Sikap DPR Aceh yang tak kunjung menetapkan paripurna penandatanganan kesepakatan menjalankan MoU Helsinki bagi pasangan Cagub dan Cawagub Bustami Hamzah-Fadhil Rahmi, hingga Jumat malam 21 September 2024, menimbulkan tanda tanya bagi public Aceh.
Kenapa DPR Aceh begitu ‘menganak-tirikan’ pasangan Bustami-Fadhil? Apakah DPR Aceh yang mayoritas diisi oleh partai pengusung Muzakir Manaf-Fadhlullah, ingin agar pasangan ini gagal dan kemudian melempar ‘bola panas’ kembali ke KIP Aceh.
Agar KIP Aceh bisa menetapkan Bustami-Fadhil berstatus Tidak Memenuhi Syarat (TMS) yang kemudian pasangan ini gugur sebagai peserta pemilu, dan kemudian menjalankan scenario Mualem-Dekfad melawan kotak kosong.
Atau ini cara lain dari DPR Aceh untuk meningkatkan simpati masyarakat agar elektabilitas Bustami-Fadhil meningkat dan memenang pilkada Aceh 2024.
Sikap DPR Aceh yang ‘agak lain’ ini memang harus disorot dari berbagai sudut. Bukan cuma sisi negative, tapi jadi pendorong simpati public Aceh.
Ini karena sikap DPR Aceh terkesan sangat ‘kekanak-kanakan.’
Keberpihakan mereka terlihat jelas jelang pilkada Aceh 2024. Mereka (DPR Aceh-red) terlihat begitu melatih ‘Bustami-Fadhil’ dari dua sosok yang bukan apa-apa menjadi dua pribadi yang kuat.
Yang oleh DPR Aceh, terutama anggota Banmus, harus dipotong ‘pucuknya’ sebelum ditetapkan sebagai calon.
Padahal, berdasarkan hasil survei LSI yang dipublikasi oleh sejumlah media online, elektabilitas Muzakir jauh lebih unggul dari Bustami per Juli 2024.
Semestinya, DPR Aceh melalui Banmus, membuka ruang bagi pasangan lainnya untuk ikut bertarung di pilkada Aceh. Tok, hasilnya belum tentu juga dimenangkan oleh Bustami Hamzah-Fadhil Rahmi.
Dari sisi isu, apa yang dilakukan Banmus DPR Aceh, tak lebih dari upaya meningkatkan elektabilitas Bustami-Fadhil.

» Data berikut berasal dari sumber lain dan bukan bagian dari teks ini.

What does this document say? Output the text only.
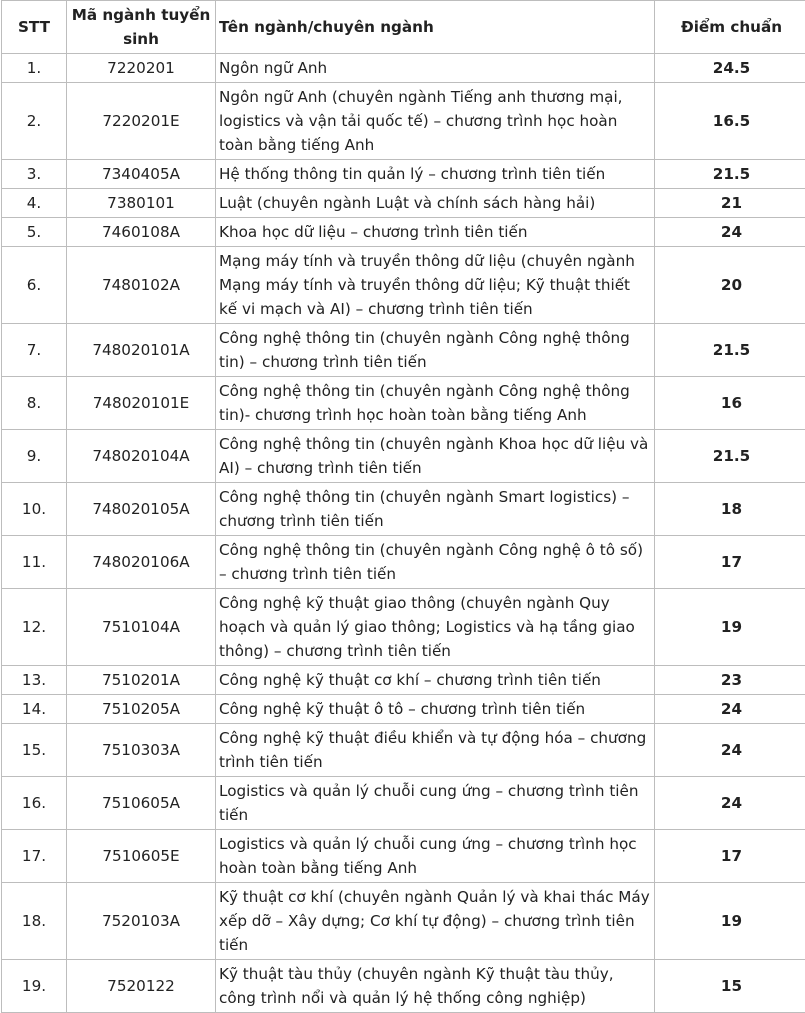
STT	Mã ngành tuyển sinh	Tên ngành/chuyên ngành	Điểm chuẩn
1.	7220201	Ngôn ngữ Anh	24.5
2.	7220201E	Ngôn ngữ Anh (chuyên ngành Tiếng anh thương mại, logistics và vận tải quốc tế) – chương trình học hoàn toàn bằng tiếng Anh	16.5
3.	7340405A	Hệ thống thông tin quản lý – chương trình tiên tiến	21.5
4.	7380101	Luật (chuyên ngành Luật và chính sách hàng hải)	21
5.	7460108A	Khoa học dữ liệu – chương trình tiên tiến	24
6.	7480102A	Mạng máy tính và truyền thông dữ liệu (chuyên ngành Mạng máy tính và truyền thông dữ liệu; Kỹ thuật thiết kế vi mạch và AI) – chương trình tiên tiến	20
7.	748020101A	Công nghệ thông tin (chuyên ngành Công nghệ thông tin) – chương trình tiên tiến	21.5
8.	748020101E	Công nghệ thông tin (chuyên ngành Công nghệ thông tin)- chương trình học hoàn toàn bằng tiếng Anh	16
9.	748020104A	Công nghệ thông tin (chuyên ngành Khoa học dữ liệu và AI) – chương trình tiên tiến	21.5
10.	748020105A	Công nghệ thông tin (chuyên ngành Smart logistics) – chương trình tiên tiến	18
11.	748020106A	Công nghệ thông tin (chuyên ngành Công nghệ ô tô số) – chương trình tiên tiến	17
12.	7510104A	Công nghệ kỹ thuật giao thông (chuyên ngành Quy hoạch và quản lý giao thông; Logistics và hạ tầng giao thông) – chương trình tiên tiến	19
13.	7510201A	Công nghệ kỹ thuật cơ khí – chương trình tiên tiến	23
14.	7510205A	Công nghệ kỹ thuật ô tô – chương trình tiên tiến	24
15.	7510303A	Công nghệ kỹ thuật điều khiển và tự động hóa – chương trình tiên tiến	24
16.	7510605A	Logistics và quản lý chuỗi cung ứng – chương trình tiên tiến	24
17.	7510605E	Logistics và quản lý chuỗi cung ứng – chương trình học hoàn toàn bằng tiếng Anh	17
18.	7520103A	Kỹ thuật cơ khí (chuyên ngành Quản lý và khai thác Máy xếp dỡ – Xây dựng; Cơ khí tự động) – chương trình tiên tiến	19
19.	7520122	Kỹ thuật tàu thủy (chuyên ngành Kỹ thuật tàu thủy, công trình nổi và quản lý hệ thống công nghiệp)	15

Kini, setelah DPR Aceh tak kunjung menggelar paripurna untuk agenda penandatanganan sepakat menjalankan butir MoU Helsinki, bola panas Kembali ke KIP Aceh.
Keputusan mereka juga akan menjawab asumsi public Aceh selama ini. Bahwa proses seleksi KIP Aceh juga hasil ‘kompromi politik’ atau memang mereka independent setelah terpilih.
Tanggal 22 September 2024 menjadi jawaban bagi public terkait independensi komisioner KIP Aceh.